This invention relates to material testing and defect removal in metal objects. In particular, this invention relates to an apparatus and method for removing relatively large metal sections from a metal object without producing stress concentrations at the removal site.
Large metal objects, such as turbine rotors for example, often operate in hostile environments. Turbine rotors are subject to large mechanical stresses resulting from their high speed rotation and large variations in operating temperatures. Over time, these stresses may compromise the mechanical integrity of the objects. Turbine rotor failure can be catastrophic, not only financially, but also in terms of the loss of human life. Therefore, preventative maintenance and repair is very important for turbine rotors as well as for numerous other large metal components used in industrial applications.
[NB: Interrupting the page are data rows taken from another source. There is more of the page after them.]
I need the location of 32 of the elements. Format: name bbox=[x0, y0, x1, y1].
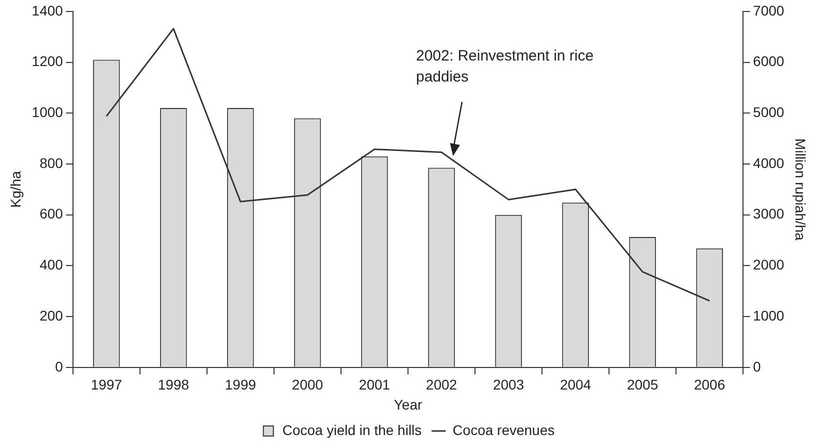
x-tick-label: 2006 bbox=[694, 376, 726, 393]
x-tick-label: 1998 bbox=[158, 376, 190, 393]
y2-tick-label: 0 bbox=[753, 358, 762, 374]
y-tick-label: 0 bbox=[55, 358, 64, 374]
legend-label: Cocoa revenues bbox=[452, 422, 555, 438]
y2-tick-label: 7000 bbox=[753, 2, 784, 18]
y-tick-label: 600 bbox=[40, 206, 64, 222]
x-tick-label: 2001 bbox=[358, 376, 390, 393]
annotation: 2002: Reinvestment in rice paddies bbox=[416, 48, 594, 86]
y-tick-label: 1400 bbox=[32, 2, 64, 18]
x-tick-label: 1999 bbox=[224, 376, 256, 393]
y-tick-label: 400 bbox=[40, 256, 64, 273]
y2-tick-label: 1000 bbox=[753, 307, 784, 324]
y2-tick-label: 4000 bbox=[753, 154, 784, 171]
x-tick-label: 2005 bbox=[626, 376, 658, 393]
y-tick-label: 1000 bbox=[32, 104, 64, 120]
y-tick-label: 1200 bbox=[32, 53, 64, 70]
y2-axis-title: Million rupiah/ha bbox=[792, 138, 809, 241]
x-tick-label: 1997 bbox=[90, 376, 122, 393]
y-tick-label: 800 bbox=[40, 154, 64, 171]
y2-tick-label: 5000 bbox=[753, 104, 784, 120]
y-tick-label: 200 bbox=[40, 307, 64, 324]
y2-tick-label: 2000 bbox=[753, 256, 784, 273]
x-tick-label: 2004 bbox=[560, 376, 592, 393]
y2-tick-label: 3000 bbox=[753, 206, 784, 222]
x-axis-title: Year bbox=[394, 396, 422, 412]
x-tick-label: 2003 bbox=[492, 376, 524, 393]
x-tick-label: 2002 bbox=[426, 376, 458, 393]
y-axis-title: Kg/ha bbox=[7, 170, 24, 208]
x-tick-label: 2000 bbox=[292, 376, 324, 393]
legend-label: Cocoa yield in the hills bbox=[282, 422, 422, 438]
y2-tick-label: 6000 bbox=[753, 53, 784, 70]
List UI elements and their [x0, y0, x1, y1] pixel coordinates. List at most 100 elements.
Technicians use metallurgy and standardized stress testing on metal samples taken from an object to determine the relative condition of the metal comprising the object. To achieve useful results with the tests, however, the samples must be of a minimum size and must be representative of the metal object as a whole. Therefore, the selection of a sampling site and the sampling process itself are both critical. The sample retrieving process must not change the composition or condition of the sample. Additionally, when a sample is removed, the sampling site must be repaired to prevent any stress concentrations from forming at the site.
On a turbine rotor, the highest stresses occur on the surface of a bore that runs along the rotor longitudinal axis. Because the metal at the surface of the bore should be in relatively worse shape than the metal in other parts of the shaft, samples taken from the surface of the bore should represent the worst case condition of the rotor as a whole. However, because access to the rotor bore is usually limited, it is difficult to remove a sample from the bore of sufficient size for standard tests, such as a "Charpy" test for example. The limited access to the bore also makes it difficult to repair any damage caused by the sample removal process.
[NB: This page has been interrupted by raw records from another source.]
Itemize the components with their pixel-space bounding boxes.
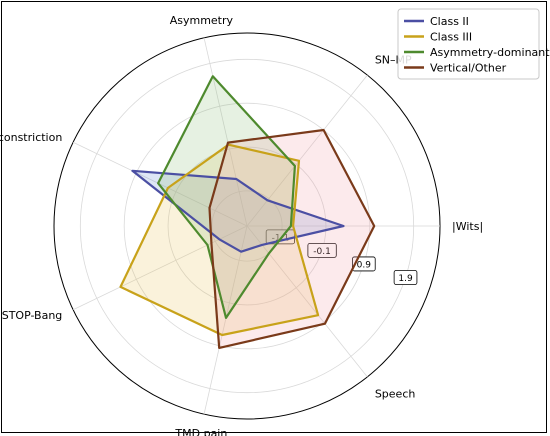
legend-box — [397, 8, 540, 80]
grid-spoke — [203, 37, 248, 227]
legend-entry: Vertical/Other — [430, 62, 507, 75]
legend-entry: Class II — [430, 15, 469, 28]
series-fill-0 — [132, 170, 344, 252]
series-line-2 — [157, 75, 296, 319]
tick-label-box — [393, 270, 418, 285]
axis-label: |Wits| — [452, 220, 483, 233]
axis-label: TMD pain — [174, 427, 227, 436]
tick-label: 1.9 — [398, 274, 413, 284]
grid-spoke — [72, 225, 248, 311]
legend-entry: Class III — [430, 31, 472, 44]
axis-label: Asymmetry — [170, 14, 234, 27]
grid-spoke — [203, 225, 248, 415]
tick-label: -0.1 — [313, 247, 331, 257]
series-line-3 — [208, 128, 376, 349]
grid-spoke — [246, 225, 368, 378]
axis-label: Airway constriction — [0, 131, 62, 144]
tick-label: 0.9 — [357, 260, 372, 270]
legend-entry: Asymmetry-dominant — [430, 46, 550, 59]
axis-label: STOP-Bang — [2, 309, 63, 322]
axis-label: Speech — [375, 387, 416, 400]
tick-label-box — [307, 242, 337, 258]
series-fill-2 — [158, 76, 295, 318]
tick-label-box — [352, 256, 376, 272]
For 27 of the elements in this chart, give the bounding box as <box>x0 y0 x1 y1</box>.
Beyond testing, it is often desirable to remove material from a metal object for the purpose of removing material defects. When a crack forms on a turbine rotor, for example, the crack must be removed before it expands and threatens the mechanical integrity of the rotor. If the crack forms on the outer surface of the turbine rotor, it may be removed by grinding down and polishing the surface of the rotor. However, since the surface of the turbine rotor bore is subject to large stresses, cracks often form on the surface of the bore. Removing a crack that forms on the inner surface of a turbine rotor is much more difficult and expensive than removing one that forms on the outer surface of the rotor and generally requires expensive milling operations.
Various devices have been developed for removing sections from the surfaces of bores and other surfaces on metal objects. Some of these devices remove sections that are large enough to use with standard tests but the removal process damages the object so badly that major repair work is required to prevent stress concentrations from forming at the sampling site. One device, for example, cuts a v-shaped groove from an inner wall of the object. The v-shaped void remaining in the object, however, must itself be removed from the object to prevent stress concentrations from forming at the apex of the v-shaped void.
U.S. Pat. Nos. 4,845,896 and 4,856,233 to Mercaldi disclosed a device that operated to remove a section of material from the inner surface of a pipe. The Mercaldi device included a hemispherically shaped cutter capable of spinning about an axis parallel to the pipe axis and articulating downwardly while continuing to spin. A cutting edge of the spinning cutter cuts into the inner surface of the pipe taking a small dimple-shaped sample. However, the sections taken by the Mercaldi device were too small to use with standard tests, such as the "Charpy" test. Additionally, this device generally removed only a shallow surface section which was not representative of the object as a whole. Further, because the samples were small, the removal process would probably change the properties of the section so that it was no longer representative of the metal object. Also, the Mercaldi hemispherically shaped cutter left a void that required milling to prevent stress concentrations.